Although it was always her dream to become a teacher, she had many teachers in the past that influenced her and made her believe that she can also become a teacher, like them.
Wells: “Definitely, a high school history teacher that I had and a college professor that I had. So it was just like their personalities, like they were really good at making history interesting. I loved just listening to their stories and my high school teacher, Mr. Hicks, he was just always happy to see everybody, it was like you walk in his classroom and he’s like “Welcome, let’s do some hard stuff!’ I loved that.”
As she graduated from San Jose State University with a bachelors degree, she automatically knew she was going to become a teacher, so she applied for the credential programs. Her first year of teaching was the most challenging.
Wells: “My first year of teaching was probably the hardest year of my life. I was thrown into three different subjects, so I had to teach three different things every day, which I didn’t have any lesson plans or materials for or anything. I was hired two days before school started. So like no time to prepare and… you know it’s just like every day I was just making sure I could survive the next day, I was planning for the next day. That was so exhausting, it gave me insomnia and just it was horrible.”
However, it was easy for her to connect with her students.
Wells: “That was the easy part. I’ve always enjoyed working with high school-aged students. I find it, I find it fun, they make me laugh and I have a good time the hard part was just all the planning and grading and like for three different subjects that I wasn’t ready for.”
Many people have dreams of becoming a teacher but are introverted. Like Wells herself, she was extremely introverted before she became a teacher. She was shy and kept to herself. When she started teaching, she felt comfortable around her students and this helped her build her confidence in herself. She believes that to become a successful teacher, you need to have confidence in yourself.
Wells: “Confidence, how do I want to phrase it, and being proactive, seeing what can go wrong, and preparing for it ahead of time. I think confidence is number 1, if you can get over being scared to be in front of people that are like the first big hurdle.”
Wells was young when she began teaching, so she couldn’t spot the boundary between students and teacher. Since she was so close in age with her students she began treating them like friends instead of students. She thought in order to change that she had to become stricter.
Wells: “I think in the earlier years, like I was saying, you’re trying to figure out the confidence level thing. I think I was probably just more strict than I realized I needed to be and as I get older, I realize you don’t really need to bring on the discipline, just mellow out, everything’s cool.”
One of the strongest strengths Wells has that definitely had a big impact on relieving the stress on her teaching career is being a thorough planner. By doing this she will be able to rest at home when she’s sick without worrying about the substitute.
Wells: “I am a meticulous planner, I’ve always been, like, an organized person. I probably over planned, but you definitely want to over plan, rather than under plan. Right now I’m about a month ahead, it doesn’t always work out according to plan but I like to have those plans like I was sick for a whole week, and I didn’t have to worry about it because I could tell the sub what to do.”
Wells taught at other high schools before moving to Yerba Buena High School.

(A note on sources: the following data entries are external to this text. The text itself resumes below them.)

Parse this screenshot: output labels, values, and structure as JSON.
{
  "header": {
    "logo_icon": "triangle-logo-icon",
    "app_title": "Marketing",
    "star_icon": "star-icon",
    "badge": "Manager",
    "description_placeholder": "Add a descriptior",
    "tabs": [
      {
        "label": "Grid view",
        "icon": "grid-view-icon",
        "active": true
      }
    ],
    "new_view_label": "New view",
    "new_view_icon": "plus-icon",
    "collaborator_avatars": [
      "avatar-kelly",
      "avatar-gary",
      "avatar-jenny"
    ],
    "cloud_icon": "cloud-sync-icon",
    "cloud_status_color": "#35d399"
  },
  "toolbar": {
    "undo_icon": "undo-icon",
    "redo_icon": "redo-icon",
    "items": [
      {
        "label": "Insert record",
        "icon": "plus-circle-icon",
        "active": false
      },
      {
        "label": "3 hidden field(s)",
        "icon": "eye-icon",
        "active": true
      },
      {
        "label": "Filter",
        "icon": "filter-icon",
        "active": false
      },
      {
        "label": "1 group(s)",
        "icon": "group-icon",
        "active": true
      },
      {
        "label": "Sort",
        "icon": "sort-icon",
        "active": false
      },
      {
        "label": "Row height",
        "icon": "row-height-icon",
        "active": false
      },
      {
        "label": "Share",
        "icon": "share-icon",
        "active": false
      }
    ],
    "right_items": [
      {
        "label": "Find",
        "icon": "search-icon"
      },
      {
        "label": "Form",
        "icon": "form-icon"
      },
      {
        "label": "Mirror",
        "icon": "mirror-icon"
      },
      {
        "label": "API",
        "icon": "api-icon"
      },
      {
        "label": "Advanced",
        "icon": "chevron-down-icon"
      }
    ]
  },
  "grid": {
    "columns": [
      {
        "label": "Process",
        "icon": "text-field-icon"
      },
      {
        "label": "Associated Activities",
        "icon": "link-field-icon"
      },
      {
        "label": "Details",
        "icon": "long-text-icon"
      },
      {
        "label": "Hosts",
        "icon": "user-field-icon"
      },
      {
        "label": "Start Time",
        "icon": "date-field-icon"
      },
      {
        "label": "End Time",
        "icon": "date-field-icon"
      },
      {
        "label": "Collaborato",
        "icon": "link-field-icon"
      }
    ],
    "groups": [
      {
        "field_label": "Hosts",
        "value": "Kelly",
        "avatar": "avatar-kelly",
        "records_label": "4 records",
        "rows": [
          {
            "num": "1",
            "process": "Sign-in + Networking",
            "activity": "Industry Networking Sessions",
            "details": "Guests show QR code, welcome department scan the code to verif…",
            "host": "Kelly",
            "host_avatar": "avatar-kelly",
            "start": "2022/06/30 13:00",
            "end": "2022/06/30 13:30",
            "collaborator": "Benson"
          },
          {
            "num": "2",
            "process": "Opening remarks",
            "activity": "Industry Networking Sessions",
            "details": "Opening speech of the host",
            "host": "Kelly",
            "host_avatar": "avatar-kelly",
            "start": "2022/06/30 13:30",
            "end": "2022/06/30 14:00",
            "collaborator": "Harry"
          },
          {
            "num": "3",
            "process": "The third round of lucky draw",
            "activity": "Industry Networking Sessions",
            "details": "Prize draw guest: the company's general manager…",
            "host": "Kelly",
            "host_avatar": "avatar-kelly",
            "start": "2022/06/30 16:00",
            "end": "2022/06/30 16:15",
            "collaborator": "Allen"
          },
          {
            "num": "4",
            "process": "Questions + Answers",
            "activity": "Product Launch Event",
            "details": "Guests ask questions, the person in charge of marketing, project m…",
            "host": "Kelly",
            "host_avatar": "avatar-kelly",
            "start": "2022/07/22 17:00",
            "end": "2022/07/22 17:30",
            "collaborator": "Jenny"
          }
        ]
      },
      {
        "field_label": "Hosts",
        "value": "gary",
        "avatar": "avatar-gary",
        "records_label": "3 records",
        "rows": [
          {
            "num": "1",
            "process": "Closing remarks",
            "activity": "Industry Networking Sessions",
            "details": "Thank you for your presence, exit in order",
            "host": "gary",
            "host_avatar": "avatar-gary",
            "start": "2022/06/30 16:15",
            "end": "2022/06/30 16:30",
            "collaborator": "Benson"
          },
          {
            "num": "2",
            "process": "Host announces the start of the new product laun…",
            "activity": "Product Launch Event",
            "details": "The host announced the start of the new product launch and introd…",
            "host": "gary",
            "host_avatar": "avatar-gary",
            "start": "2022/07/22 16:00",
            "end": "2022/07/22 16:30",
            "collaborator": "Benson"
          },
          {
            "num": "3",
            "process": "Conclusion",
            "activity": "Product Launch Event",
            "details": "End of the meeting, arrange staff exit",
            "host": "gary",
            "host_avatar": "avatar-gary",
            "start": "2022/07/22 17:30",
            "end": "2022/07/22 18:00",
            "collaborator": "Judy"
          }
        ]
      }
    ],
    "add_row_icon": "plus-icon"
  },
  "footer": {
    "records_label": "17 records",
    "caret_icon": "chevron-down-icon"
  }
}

At her other schools she felt disrespected by both her students and their parents. She felt like they blamed her for their students failing to turn in work and said it was because she was a new teacher. When she moved to Yerba Buena high school she fell in love with the school and the environment she teaches in.
Wells: “Because I absolutely love our student population here. I feel respected by the students; I feel respected by their parents. Parent conferences here, the parents are always like ‘how can we work together to help my son or daughter or what does my son need to do?’ I feel like they respect our profession as teachers here much more than I’ve seen in other districts. I just love being here every day and seeing my students walk in the door and smiling at me.”
Through hardship and struggles, Emily Wells has finally achieved her goal in becoming a “successful teacher”.